Imagine, if you will, a city the size of Birmingham with a population of a million or so. Now imagine that a disaster has befallen that metropolis, a brutal war that has caused its citizens to flee with little more than the clothes on their backs. Picture the lines of refugees heading west to find a place of safety, which they eventually find across the border in Wales. There, despite severe financial constraints, the million displaced people are met with warmth and generosity.
This is not a science-fiction story. Substitute South Sudan for Birmingham and Wales for Uganda and you get an inkling of what is happening in one of the poorest parts of the world’s poorest continent.
The number of refugees globally has not been higher since the end of the second world war and a million of them have crossed from South Sudan into Uganda, mostly into the West Nile district. In all, an estimated two million people have been displaced by the civil war and ethnic cleansing that has been raging in the world’s newest country for the past four years. Approximately three quarters of South Sudan’s children are out of school – the highest number in the world.
Unlike many western countries, Uganda has not demonised the new arrivals. The government has given the refugees land and seeds in the belief that they will be better off making a new life for themselves than doing nothing in a camp.
Around half a million of the refugees that have crossed the border into Uganda from South Sudan are children. They have been fleeing at the rate of one a minute for the past year, putting additional strain on an already stretched Ugandan education system. They are being educated, but only after a fashion, in classes of up to 150, without text books and by teachers who speak a different language.
Western countries, including Britain, talk persuasively about how the only real way to reduce the flow of economic migrants out of Africa is to provide them with an incentive to stay where they are. That means providing them with hope, which in turn means giving them a decent start in life through a decently funded education.
Likewise, the president of the World Bank, Jim Yong Kim, expressed concern back in April that there were now two billion people living in parts of the world affected by fragility, conflict and violence. Kim predicted there would be serious consequences if the internet-fuelled aspirations of people living in developing countries were not met.

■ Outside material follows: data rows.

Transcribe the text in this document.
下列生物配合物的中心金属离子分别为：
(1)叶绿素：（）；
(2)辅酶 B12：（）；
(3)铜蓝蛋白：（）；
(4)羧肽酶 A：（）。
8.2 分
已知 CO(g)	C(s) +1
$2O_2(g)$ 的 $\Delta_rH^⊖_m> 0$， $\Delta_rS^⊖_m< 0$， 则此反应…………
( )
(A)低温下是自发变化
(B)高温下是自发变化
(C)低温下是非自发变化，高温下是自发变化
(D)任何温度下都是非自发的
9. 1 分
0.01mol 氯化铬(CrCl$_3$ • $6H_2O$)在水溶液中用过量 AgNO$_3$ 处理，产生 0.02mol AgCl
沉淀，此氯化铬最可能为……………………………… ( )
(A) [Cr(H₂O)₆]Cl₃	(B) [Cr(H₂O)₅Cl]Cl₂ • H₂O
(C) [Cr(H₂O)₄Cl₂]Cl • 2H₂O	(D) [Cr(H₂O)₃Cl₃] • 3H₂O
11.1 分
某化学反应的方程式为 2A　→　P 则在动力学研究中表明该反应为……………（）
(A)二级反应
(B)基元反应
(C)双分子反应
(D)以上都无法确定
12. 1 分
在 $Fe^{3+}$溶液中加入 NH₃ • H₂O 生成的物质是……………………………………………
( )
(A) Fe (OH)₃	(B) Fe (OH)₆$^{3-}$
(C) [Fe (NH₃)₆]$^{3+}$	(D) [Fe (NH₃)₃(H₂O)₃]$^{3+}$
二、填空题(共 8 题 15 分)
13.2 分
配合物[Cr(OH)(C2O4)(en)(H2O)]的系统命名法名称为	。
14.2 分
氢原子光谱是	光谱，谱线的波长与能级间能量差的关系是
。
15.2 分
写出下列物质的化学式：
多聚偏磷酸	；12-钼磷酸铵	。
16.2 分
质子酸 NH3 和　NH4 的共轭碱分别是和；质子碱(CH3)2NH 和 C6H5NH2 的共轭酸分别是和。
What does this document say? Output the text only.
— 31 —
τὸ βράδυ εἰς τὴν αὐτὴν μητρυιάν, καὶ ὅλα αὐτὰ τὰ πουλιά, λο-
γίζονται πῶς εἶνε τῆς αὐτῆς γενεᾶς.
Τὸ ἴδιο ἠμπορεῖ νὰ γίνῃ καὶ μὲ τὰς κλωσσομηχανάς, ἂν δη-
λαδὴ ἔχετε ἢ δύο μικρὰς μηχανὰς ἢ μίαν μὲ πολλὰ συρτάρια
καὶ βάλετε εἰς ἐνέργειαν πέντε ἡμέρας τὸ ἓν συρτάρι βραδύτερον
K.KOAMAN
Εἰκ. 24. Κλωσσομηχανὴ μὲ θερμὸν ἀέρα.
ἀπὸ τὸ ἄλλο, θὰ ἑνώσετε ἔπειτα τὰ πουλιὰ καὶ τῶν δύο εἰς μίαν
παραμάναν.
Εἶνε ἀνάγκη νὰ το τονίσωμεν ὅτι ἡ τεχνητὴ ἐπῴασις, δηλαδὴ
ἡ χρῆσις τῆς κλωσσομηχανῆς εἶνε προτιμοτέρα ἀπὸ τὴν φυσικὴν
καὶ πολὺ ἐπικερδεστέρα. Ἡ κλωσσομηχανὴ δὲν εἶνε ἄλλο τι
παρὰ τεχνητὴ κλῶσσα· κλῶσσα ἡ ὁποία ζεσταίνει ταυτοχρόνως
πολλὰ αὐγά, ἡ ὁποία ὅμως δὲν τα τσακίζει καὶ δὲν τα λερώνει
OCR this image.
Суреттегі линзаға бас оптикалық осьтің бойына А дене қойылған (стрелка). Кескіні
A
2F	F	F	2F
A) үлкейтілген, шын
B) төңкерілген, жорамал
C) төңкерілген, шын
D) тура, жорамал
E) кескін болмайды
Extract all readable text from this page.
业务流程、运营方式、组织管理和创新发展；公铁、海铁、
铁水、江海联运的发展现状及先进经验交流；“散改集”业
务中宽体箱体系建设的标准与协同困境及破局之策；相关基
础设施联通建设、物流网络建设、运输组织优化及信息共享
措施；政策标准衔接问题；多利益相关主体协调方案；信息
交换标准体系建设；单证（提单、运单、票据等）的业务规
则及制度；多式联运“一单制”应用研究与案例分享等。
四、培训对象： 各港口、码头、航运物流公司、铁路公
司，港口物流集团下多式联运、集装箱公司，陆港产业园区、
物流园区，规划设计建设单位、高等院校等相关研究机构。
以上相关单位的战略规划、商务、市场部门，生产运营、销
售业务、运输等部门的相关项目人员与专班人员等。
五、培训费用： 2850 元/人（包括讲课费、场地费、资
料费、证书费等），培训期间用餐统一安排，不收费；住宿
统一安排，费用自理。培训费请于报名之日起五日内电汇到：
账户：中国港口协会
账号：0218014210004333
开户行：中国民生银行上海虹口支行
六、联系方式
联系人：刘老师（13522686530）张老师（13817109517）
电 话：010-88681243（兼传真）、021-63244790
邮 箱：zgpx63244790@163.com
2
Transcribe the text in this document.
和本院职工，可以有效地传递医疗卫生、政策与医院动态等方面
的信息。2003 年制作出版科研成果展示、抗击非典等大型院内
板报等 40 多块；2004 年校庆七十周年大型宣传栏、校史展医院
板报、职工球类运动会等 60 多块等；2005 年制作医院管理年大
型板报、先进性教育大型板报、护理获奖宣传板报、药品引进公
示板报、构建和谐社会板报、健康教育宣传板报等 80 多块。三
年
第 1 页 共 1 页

Well, the South Sudan-Uganda refugee crisis is going to show whether these fine words mean anything. It is a test for donor governments, for the World Bank, for the United Nations and for the Global Partnership for Education, the international body that has the job of providing quality schooling for poor countries. Thus far, they have not exactly covered themselves in glory.
According to Save the Children, donor governments have funded just 17% of the UN appeal for the South Sudan refugee response in Uganda this year. The UN appealed for $61.6m (£46.8m) for the education emergency, of which only a small fraction has been provided. As the charity notes, there has been quite a contrast between the response of the Ugandan government and that of the rest of the world. Uganda’s response has been extraordinarily generous. The response of the international community has “bordered on the derisory”.
To make matters worse, a Save the Children report adds, the funding provided has been short-term, unpredictable and focused on individual projects. “This has made it impossible for the government of Uganda, UN agencies and national and international NGOs to plan for what has all the hallmarks of a protracted and systemic crisis requiring a long-term, predictable finance to underpin a credible programme. In effect, the international community has turned its back on some of the world’s most vulnerable children, leaving Uganda and host communities living in endemic poverty, to shoulder the responsibility alone.”
Fixing the problem would be relatively cheap: Save the Children estimates it would cost $132m a year for three and a half years to provide pre-primary, primary and secondary education for all the South Sudanese children living in Uganda. Given the numbers, this amounts to $152 per child annually – or less than $3 a week. Such a scheme would have the added benefits of employing refugee teachers from South Sudan and of strengthening the Uganda education system. At a time when aid spending is (rightly) filtered through the lens of whether it offers value for money, investing $500m in the education of South Sudanese refugee children is a colossal bargain.
Long-term funding sources are available. The World Bank has a special fund, the International Development Association, that provides grants and soft loans for the least developed countries. The IDA is replenished by donors on a three-yearly basis, 47 of whom agreed to provide $25bn for the current round of funding. A further $25bn is coming from the bank’s own resources, with a third $25bn being raised from the global financial market.
A welcome innovation in the new IDA round was the creation of a window for financing refugees and helping host country programmes. Some $2.5bn was set aside for precisely the sort of emergency that is happening in Uganda. It is time the bank pulled its finger out.
Likewise, the Global Partnership for Education has money allocated for South Sudan that is not being spent. This is hardly surprising given that half a million South Sudanese children are in Uganda and perhaps a further half a million are in other neighbouring countries. The Global Partnership for Education does not normally do cross-border funding, but these are not normal circumstances.